Palestinian militant (1939–2022)

Widad Yusif Qamari (وداد قمري; 1939 – 30 June 2022) was a Palestinian militant who worked with the General Union of Palestinian Women and the Popular Front for the Liberation of Palestine during their early years of existence, including in exile in Jordan. She appeared on Arab Loutfi's film Tell Your Tale, Little Bird.

==Biography==
Widad Yusif Qamari was born in 1939 in Jerusalem to a Palestinian family native to the city. She originally worked in schools run by UNRWA. An Arab nationalist, she was one of the first women activists of the Arab Nationalist Movement (ANM) and a founding member of the General Union of Palestinian Women, and she promoted national political movements towards people at UNRWA schools and other Palestinian women. She was also involved in feminist labor activism.
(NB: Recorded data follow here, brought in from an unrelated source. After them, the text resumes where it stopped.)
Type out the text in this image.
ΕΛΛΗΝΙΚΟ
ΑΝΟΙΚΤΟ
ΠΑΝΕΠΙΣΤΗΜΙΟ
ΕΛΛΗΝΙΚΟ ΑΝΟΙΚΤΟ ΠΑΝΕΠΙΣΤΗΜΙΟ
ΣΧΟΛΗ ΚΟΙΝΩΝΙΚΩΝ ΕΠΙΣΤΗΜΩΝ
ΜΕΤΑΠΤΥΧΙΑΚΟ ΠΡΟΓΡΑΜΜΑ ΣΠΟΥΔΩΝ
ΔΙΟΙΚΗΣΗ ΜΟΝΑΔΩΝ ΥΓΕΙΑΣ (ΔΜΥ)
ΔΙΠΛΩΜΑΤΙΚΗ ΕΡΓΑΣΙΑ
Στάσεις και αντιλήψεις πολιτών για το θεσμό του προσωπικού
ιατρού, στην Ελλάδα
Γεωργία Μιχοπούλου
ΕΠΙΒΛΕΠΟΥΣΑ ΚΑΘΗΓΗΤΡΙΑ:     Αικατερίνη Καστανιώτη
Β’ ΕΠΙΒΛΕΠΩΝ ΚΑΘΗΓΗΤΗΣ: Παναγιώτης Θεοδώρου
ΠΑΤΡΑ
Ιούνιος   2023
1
She was persecuted due to her activism, for which she was once arrested in 1966. Following the end of the Six-Day War, Israeli authorities connected her to the Palestinian militants whom she had supplied weapons to, and they subsequently issued her a deportation order; she therefore fled to bordering Jordan, and she later became considered a part of the foundation of the Popular Front for the Liberation of Palestine (PFLP). Her work with the PFLP includes many of Wadie Haddad's missions, as well as the prison break of Secretary-General George Habash.

Shms News Agency noted that she was known "by all fighters from all factions as having a revolutionary purity and a high capacity for covert action and preparation for armed struggle within the occupied territories, from the very beginning of her resistance." The Palestinian Refugees Portal called her "struggle [...] an inspiration to many Palestinian women of her generation and subsequent generations in the Popular Front". Her autobiography was also the inspiration for Ghassan Kanafani's novel Barquq Naysan (1972).

In 1982, Saudi authorities arrested her due to her connections with the PFLP. After being released from prison in 1986, she become one of the early members of the Union of Palestinian Women's Committees after she moved to Damascus. She later returned to Palestine, where she worked at the Palestine Research Center as a librarian. In 1990, she moved back to Jordan. Despite her initial reluctance to talk about her experience with the movement, including with the media, she eventually agreed to appear on Arab Loutfi's film Tell Your Tale, Little Bird.

She was also close to George Habash's wife Hilda.

She died in Amman on 30 June 2022; she was 83.